これにより、退職の意思表示とその効力について、より明確な基準が示されました。
実務上は、退職願と退職届の区別(退職願は合意解約の申込み、退職届は一方的な解約の通知)を理解し、適切に運用することが重要です。
関連条文
- 民法第627条(期間の定めのない雇用の解約の申入れ)
- 労働契約法第16条(解雇権の濫用)
ネスレジャパン事件から学ぶべき事柄
- 退職願の受理権限は、必ずしも本社人事部門だけでなく、各事業所の長にも認められる可能性がある。
- 退職願が権限ある者に受理されると、即時に効力が発生し、原則として撤回できない。
- 労働者は退職の意思表示を慎重に行う必要がある。
関連判例
- 大隈鐵工所事件(最高裁昭和62年9月18日判決):
退職の意思表示の解釈について判断した事例。退職の意思表示は、諸般の事情を総合的に考慮して判断すべきとした。 - 岡山電気軌道事件(岡山地裁平成3年11月19日判決):
退職願の撤回可能性について判断した事例。退職願が受理されても直ちに労働契約が終了するわけではなく、諸事情により撤回が認められる場合があるとした。
注意すべき事柄
退職願の提出と受理に関しては、提出先の権限の有無を確認する必要があります。
本判決により、工場長等の事業所長にも退職願の受理・承認権限が認められる可能性が示されました。

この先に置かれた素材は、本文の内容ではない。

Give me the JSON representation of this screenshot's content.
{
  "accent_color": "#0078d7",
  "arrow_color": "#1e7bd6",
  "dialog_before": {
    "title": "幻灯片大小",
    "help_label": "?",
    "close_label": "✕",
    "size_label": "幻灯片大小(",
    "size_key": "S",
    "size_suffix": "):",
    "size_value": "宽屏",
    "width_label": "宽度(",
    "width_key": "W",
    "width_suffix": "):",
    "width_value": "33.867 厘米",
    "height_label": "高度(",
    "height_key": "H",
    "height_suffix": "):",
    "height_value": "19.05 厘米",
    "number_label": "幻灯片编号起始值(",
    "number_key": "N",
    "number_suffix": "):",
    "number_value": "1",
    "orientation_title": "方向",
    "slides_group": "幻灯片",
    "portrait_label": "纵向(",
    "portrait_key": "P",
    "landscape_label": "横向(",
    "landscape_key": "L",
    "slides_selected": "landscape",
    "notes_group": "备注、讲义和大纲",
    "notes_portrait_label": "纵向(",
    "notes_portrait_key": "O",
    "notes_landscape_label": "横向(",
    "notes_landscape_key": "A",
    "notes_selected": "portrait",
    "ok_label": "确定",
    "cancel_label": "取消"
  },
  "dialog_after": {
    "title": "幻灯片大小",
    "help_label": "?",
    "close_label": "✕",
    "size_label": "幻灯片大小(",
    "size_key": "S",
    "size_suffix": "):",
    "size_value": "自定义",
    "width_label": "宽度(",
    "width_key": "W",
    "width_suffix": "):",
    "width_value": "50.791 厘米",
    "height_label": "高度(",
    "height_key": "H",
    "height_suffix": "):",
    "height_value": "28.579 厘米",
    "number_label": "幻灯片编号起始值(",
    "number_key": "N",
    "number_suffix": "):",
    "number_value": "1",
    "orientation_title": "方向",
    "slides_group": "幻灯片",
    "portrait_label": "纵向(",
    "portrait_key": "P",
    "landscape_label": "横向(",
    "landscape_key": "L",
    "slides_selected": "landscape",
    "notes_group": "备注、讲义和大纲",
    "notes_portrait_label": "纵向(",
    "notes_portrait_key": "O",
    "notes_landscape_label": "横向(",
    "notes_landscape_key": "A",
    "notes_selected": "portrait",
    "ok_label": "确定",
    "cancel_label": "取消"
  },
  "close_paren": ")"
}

退職願の受理後は原則として撤回できないため、提出の際は慎重な判断が求められます。
ただし、錯誤、詐欺、強迫等の意思表示の瑕疵がある場合や、受理前であれば撤回が認められる余地があります。
経営者・管理監督者の方へ
- 各事業所における退職願受理権限者を明確にしてください。
- 退職願受理後の手続きを文書で残してください。
- 受理権限の範囲を社内規定で明確化してください。
- 退職通知書の交付を確実に行ってください。
従業員の方へ
- 退職願は正しい権限者に提出してください。
- 権限ある者による受理後の撤回は原則できないことを理解してください。
- 退職に関する通知書は必ず保管してください。
- 退職の意思表示は慎重に行ってください。